Not very applicable for small game hunting!

Better 'Red Dot', even though the will start at about $300, will have a 1 or 1.5 MOA range.

FOURTH,
Batteries in mine have lasted YEARS since when I do have them on (Which isn't very often), I turn the intensity DOWN...
Guys in Iraq are reporting months of constantly 'ON' when they are turned down low...
They often never bother to turn the 'OFF' just turn them down and leave them on full time.

FIFTH,
Turning them down low also makes the 'Dot' smaller, so it's more accurate.
My red dot is always adjusted so it's only SLIGHTLY brighter than the surrounding terrain I'm in...
Smaller dot will *HELP* Make a cheap one more accurate, but it's no substitute for a good optic in the first place!

Your optics should always cost more than your firearms!
A $100 rifle with a $500 optic will be much more useful that a $1,000 Rifle with a $30 optic on it!

If you ever go to International shooting events, like hunts or such, you can always tell the Americans from the Europeans...
Americans will have $1,000 Rifles with $100 worth of sights/optics & Mounts,
While Europeans will have well tuned $100 rifles with $1,000 in optics and mounts!
(the average European will do better than the average American too. We're not talking trained shooters here, just people at shooting events...)


----------



## JeepHammer (Oct 10, 2008)

I almost forgot,
I set my 'Red Dot' up on the AR-15 I use for training Police with the iron sights aligned with the 'Red Dot'.

The red 'Dot' appears right at the top of the front sight post when you have the sights aligned.

If the batteries fail, you still have the iron sights visible, and you can remove your 'Red Dot' at your leisure and default to iron sights completely.

If you don't have 'Stand Up' sights on your rifle like flat top AR's use, this won't work for you too well.


----------



## JeepHammer (Oct 10, 2008)

ke4sky said:


> Yes it will. I know of no battery operated device that will last that long.
> In 12 years you would replace dozens of lithium batteries which will have outgassed enough sulphur dioxide to fry the electronics long before that.
> 
> I will be 72 years old then. If I'm still shooting and if Trijicon is still in business they will replace the H3 capsule free under their lifetime warranty.
> If they aren't, I'll ask the space aliens to sign me up and issue me whatever the current phaser or ray gun is then popular amongst the militia.


You will also have received a serious dose of radiation directly to the lenses and retina of your eye if you shoot very much.
The lens will have an 800% higher chance of cataracts, 
the retina will have 1,200% higher chances of early macular degeneration.
Even very short term use can cause serious night vision problems.
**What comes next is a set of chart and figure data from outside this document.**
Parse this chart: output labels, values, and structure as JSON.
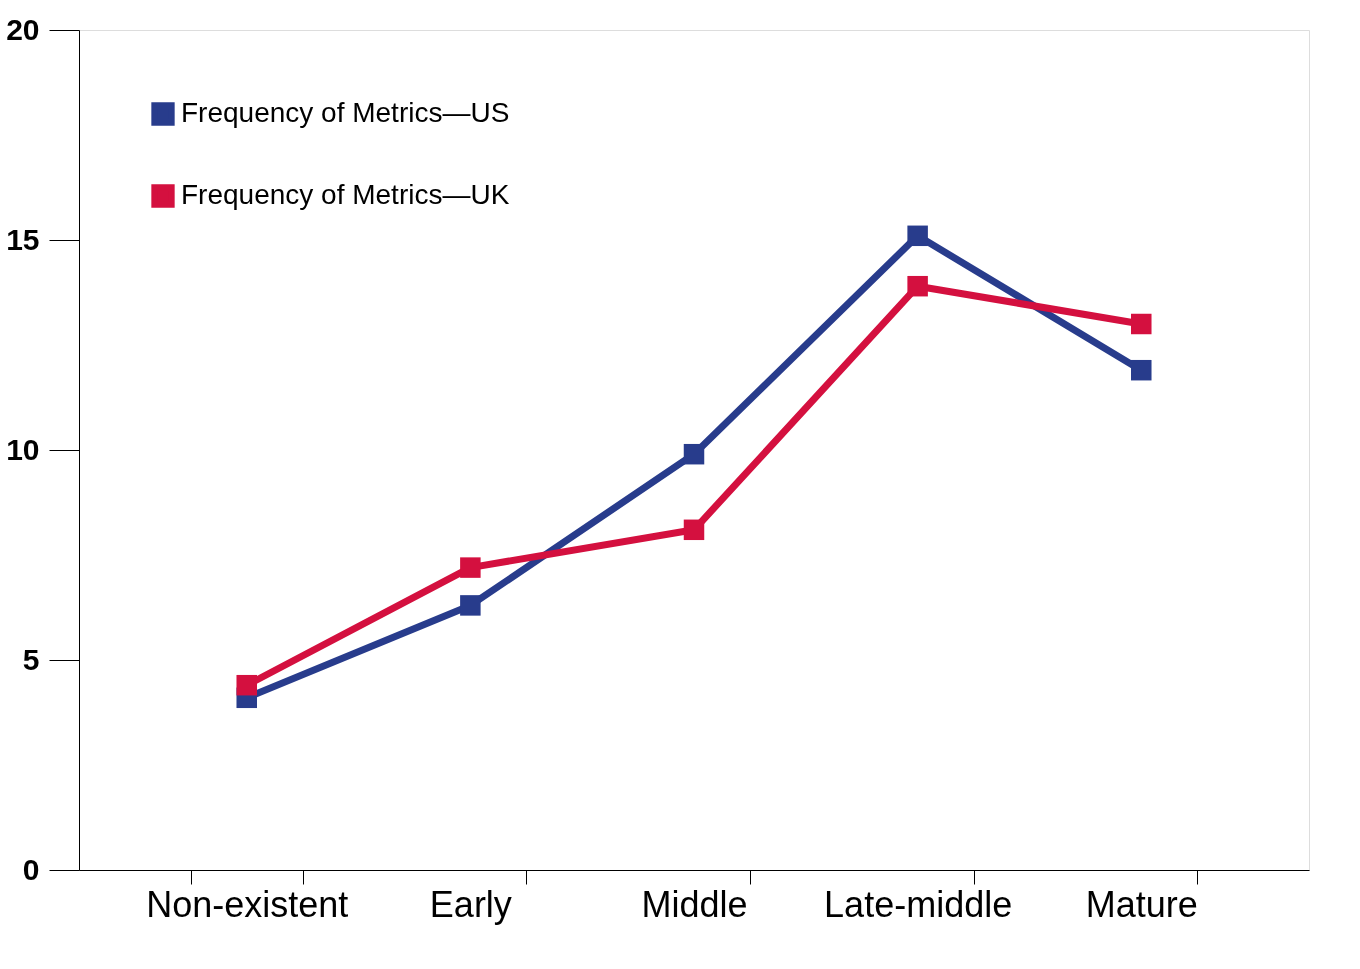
{
  "chart_data": {
    "type": "line",
    "categories": [
      "Non-existent",
      "Early",
      "Middle",
      "Late-middle",
      "Mature"
    ],
    "series": [
      {
        "name": "Frequency of Metrics—US",
        "color": "#283c8c",
        "values": [
          4.1,
          6.3,
          9.9,
          15.1,
          11.9
        ]
      },
      {
        "name": "Frequency of Metrics—UK",
        "color": "#d4103f",
        "values": [
          4.4,
          7.2,
          8.1,
          13.9,
          13.0
        ]
      }
    ],
    "ylim": [
      0,
      20
    ],
    "yticks": [
      0,
      5,
      10,
      15,
      20
    ],
    "grid": false,
    "legend": "top left",
    "marker": "square",
    "line_style": "solid"
  }
}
That's why the military is moving away from Tritium for low light situations.
---------------------------

Tritium sights weren't allowed on our training firearms, 
They also were allowed in/on radiation sensitive areas, including any place nuclear weapons were stored, ships or aircraft that fire or monitor nuclear strikes, ect.

Even the tritium in our watches was had to go...
Sets off the radiation sensors in those monitored areas.


----------



## RodUSMC (May 25, 2012)

JeepHammer said:


> You will also have received a serious dose of radiation directly to the lenses and retina of your eye if you shoot very much.
> The lens will have an 800% higher chance of cataracts,
> the retina will have 1,200% higher chances of early macular degeneration.


Please quote your sources for this. Very likely absolutely false.


----------



## Magus (Dec 1, 2008)

He can't.he left ages ago.


----------



## mojo4 (Feb 19, 2012)

That's good he left, he sounds like a moron. I have an eotech. It was 400 bucks and worth every penny! And backup iron sights too. The eotech is simply amazing and the worse your eyesight is the more you need it. A big field of view and adjustable intensity.


----------